Error detection techniques
- Simple parity check. The single parity check makes the numbers of 1s even. If the data block has an even number of 1s, the error detection method adds a parity bit of 0, whereas if it has an odd number of 1s, it receives a parity bit of 1.
- Two-dimensional parity check. This error detection method calculates parity check bits for each data row and column, and the parity bits transmit simultaneously with the data. When the data gets to the receiver, the two-dimensional parity checker compares the parity bits with the initially calculated bits. If the computed bits don’t match the received parity bits, then there is an error in the data transmission.
- Checksum. This error detection method divides the data into equal segments. Then, it sums up the segments using a 1s complement to do a checksum. The same process happens on the receiver side, and if the sum is 0, then the data is correct. However, if the sum is not 0, there is a data error.
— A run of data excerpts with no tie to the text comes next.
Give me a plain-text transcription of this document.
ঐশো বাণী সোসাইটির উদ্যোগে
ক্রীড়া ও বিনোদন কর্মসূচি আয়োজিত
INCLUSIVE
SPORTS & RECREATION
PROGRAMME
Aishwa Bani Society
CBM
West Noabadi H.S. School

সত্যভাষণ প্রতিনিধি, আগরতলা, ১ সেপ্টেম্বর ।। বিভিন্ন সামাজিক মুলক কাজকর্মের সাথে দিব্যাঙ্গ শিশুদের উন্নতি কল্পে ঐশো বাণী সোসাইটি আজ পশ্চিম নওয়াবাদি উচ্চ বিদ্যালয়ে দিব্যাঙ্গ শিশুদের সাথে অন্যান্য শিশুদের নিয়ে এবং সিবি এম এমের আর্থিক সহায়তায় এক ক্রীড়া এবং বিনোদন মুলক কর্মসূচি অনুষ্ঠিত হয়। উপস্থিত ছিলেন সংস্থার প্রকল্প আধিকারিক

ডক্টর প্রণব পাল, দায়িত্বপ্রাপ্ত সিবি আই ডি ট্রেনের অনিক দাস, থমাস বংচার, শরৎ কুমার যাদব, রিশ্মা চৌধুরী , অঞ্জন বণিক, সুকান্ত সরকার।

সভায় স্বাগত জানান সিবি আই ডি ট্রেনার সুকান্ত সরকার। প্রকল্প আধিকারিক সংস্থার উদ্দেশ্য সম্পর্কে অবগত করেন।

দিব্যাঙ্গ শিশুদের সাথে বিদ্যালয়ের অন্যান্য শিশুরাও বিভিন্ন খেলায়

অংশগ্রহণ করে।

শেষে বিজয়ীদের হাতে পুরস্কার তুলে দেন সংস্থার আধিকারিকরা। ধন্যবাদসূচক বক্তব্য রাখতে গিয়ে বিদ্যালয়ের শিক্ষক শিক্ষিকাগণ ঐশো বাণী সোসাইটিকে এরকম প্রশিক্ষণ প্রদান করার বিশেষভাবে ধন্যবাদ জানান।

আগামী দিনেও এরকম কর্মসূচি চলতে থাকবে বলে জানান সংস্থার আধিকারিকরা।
- Cyclic redundancy check. With the cyclic redundancy check, the sender divides the sent data bits, calculates what’s left to the end of the original data, and forms a codeword. The receiver gets the codeword, and if the remaining bits are only 0s, then the data is correct. On the other hand, if the remaining bits are not only 0s, it indicates a data error.
Error correction techniques
- Even parity. If the total number of 1s is even, then the parity bit will have a value of 0, and if the total number of 1s is odd, the parity will be 1. It shows that there aren’t any errors.
- Odd parity. If there are no errors, the parity sum will be 1 if the total number of 1’s in the data is even, whereas if the total sum is 0 then the number of 1s in the data is odd.